Supported inline type?

      ├── No
      │       ↓
      │   Legacy behavior

      └── Yes


      Size <= threshold?

      ├── Yes
      │       ↓
      │   Inline into tuple batch

      └── No

          File Store

Inline persistence reduces the need to create external File Store objects and may improve behavior for workloads containing substantial amounts of small JSON/YAML/XML values.

Some impact to consider:

  • larger tuple batches
  • increased serialization work
  • additional memory pressure during write bursts

Choosing a mode

There is no universally optimal configuration.

ScenarioRecommended mode
Development or testingMemory only
Small temporary datasetsMemory only
General production workloadsStandard buffering
Large intermediate datasetsRocksDB
High memory pressureRocksDB
High query concurrencyRocksDB
Large JSON/YAML/XML processingRocksDB

Performance considerations

Additional buffering should not be viewed as a direct performance optimization.

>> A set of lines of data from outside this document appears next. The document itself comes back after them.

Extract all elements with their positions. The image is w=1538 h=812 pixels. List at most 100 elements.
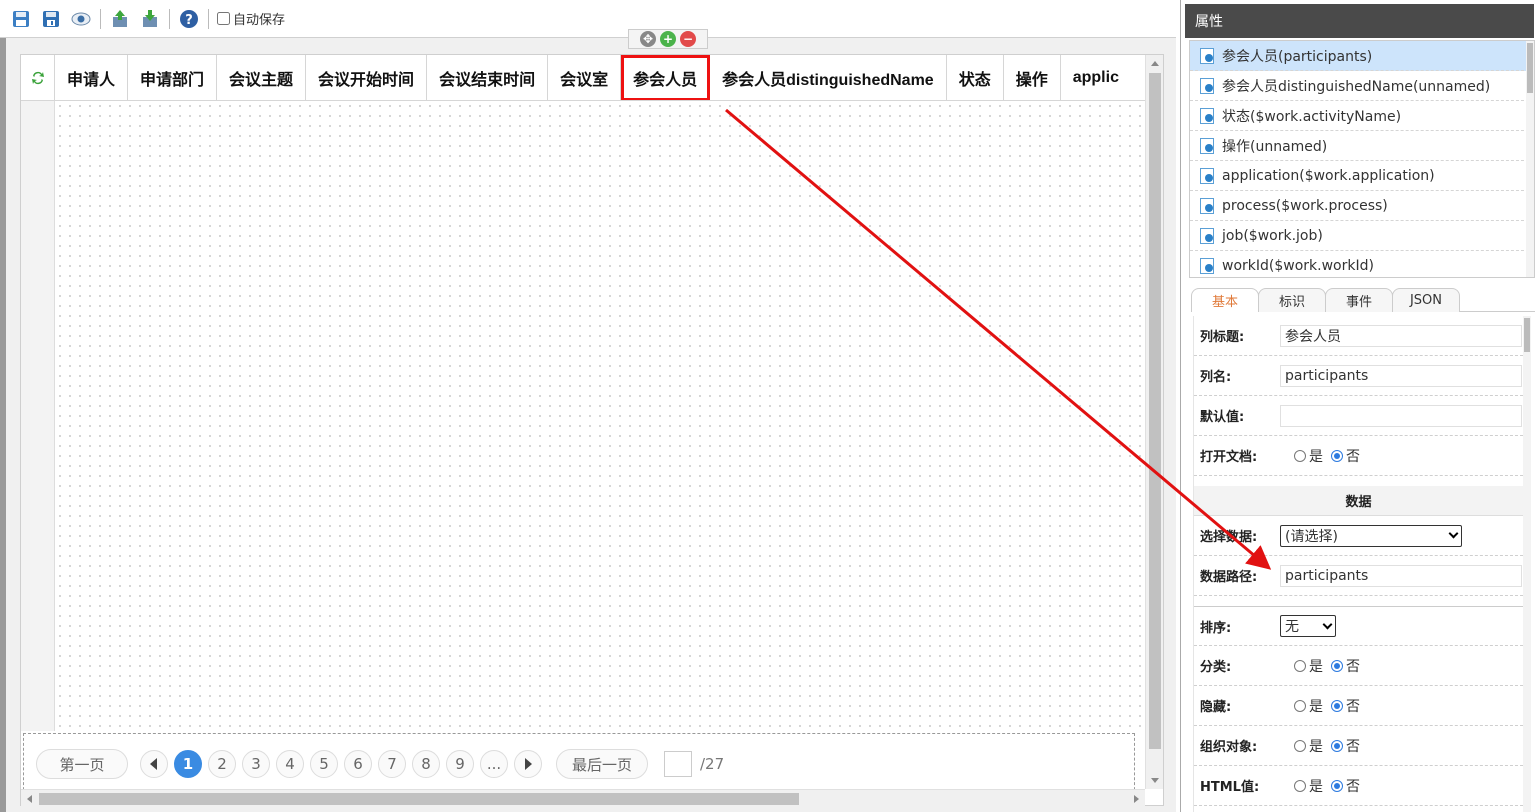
radio-no[interactable]: [1331, 659, 1343, 672]
autosave-checkbox-input[interactable]: [217, 12, 230, 25]
page-number[interactable]: 8: [412, 750, 440, 778]
radio-yes[interactable]: [1294, 779, 1306, 792]
vertical-scrollbar[interactable]: [1145, 55, 1163, 789]
tree-item[interactable]: workId($work.workId): [1190, 251, 1534, 277]
tree-item[interactable]: 参会人员distinguishedName(unnamed): [1190, 71, 1534, 101]
tab-basic[interactable]: 基本: [1191, 288, 1259, 312]
move-icon[interactable]: ✥: [640, 31, 656, 47]
prop-label: 列名:: [1200, 370, 1232, 385]
save-as-icon[interactable]: [40, 8, 62, 30]
scroll-down-icon[interactable]: [1151, 778, 1159, 783]
column-header-selected[interactable]: 参会人员: [621, 55, 711, 100]
page-number[interactable]: 1: [174, 750, 202, 778]
horizontal-scrollbar[interactable]: [21, 789, 1145, 807]
column-header[interactable]: 申请人: [55, 55, 129, 100]
add-column-icon[interactable]: +: [660, 31, 676, 47]
radio-no[interactable]: [1331, 699, 1343, 712]
page-number[interactable]: 6: [344, 750, 372, 778]
tree-item[interactable]: application($work.application): [1190, 161, 1534, 191]
tab-identity[interactable]: 标识: [1258, 288, 1326, 312]
prop-label: 分类:: [1200, 660, 1232, 675]
last-page-button[interactable]: 最后一页: [556, 749, 648, 779]
column-header[interactable]: 参会人员distinguishedName: [710, 55, 947, 100]
tree-item-label: workId($work.workId): [1222, 257, 1374, 274]
page-number[interactable]: 5: [310, 750, 338, 778]
preview-icon[interactable]: [70, 8, 92, 30]
tree-item[interactable]: job($work.job): [1190, 221, 1534, 251]
prop-row-select-data: 选择数据: (请选择): [1194, 516, 1523, 556]
radio-yes[interactable]: [1294, 699, 1306, 712]
column-tools: ✥ + −: [628, 29, 708, 49]
page-ellipsis[interactable]: ...: [480, 750, 508, 778]
chevron-down-icon: [1448, 528, 1459, 539]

For smaller workloads, enabling persistence mechanisms frequently introduces additional work:

  • storage operations
  • serialization
  • memory management overhead

As a result, lightweight workloads may execute slightly faster using simpler buffering strategies.

For larger workloads, however, improved resource behavior often outweighs the additional overhead.

In practice:

Small workloads

Memory-only frequently performs best
---
Medium workloads

Standard buffering frequently provides the best balance
---
Large workloads

RocksDB frequently provides more stable behavior

Performance Tracer can be used to analyze execution characteristics and determine whether an alternative buffering strategy may provide better results.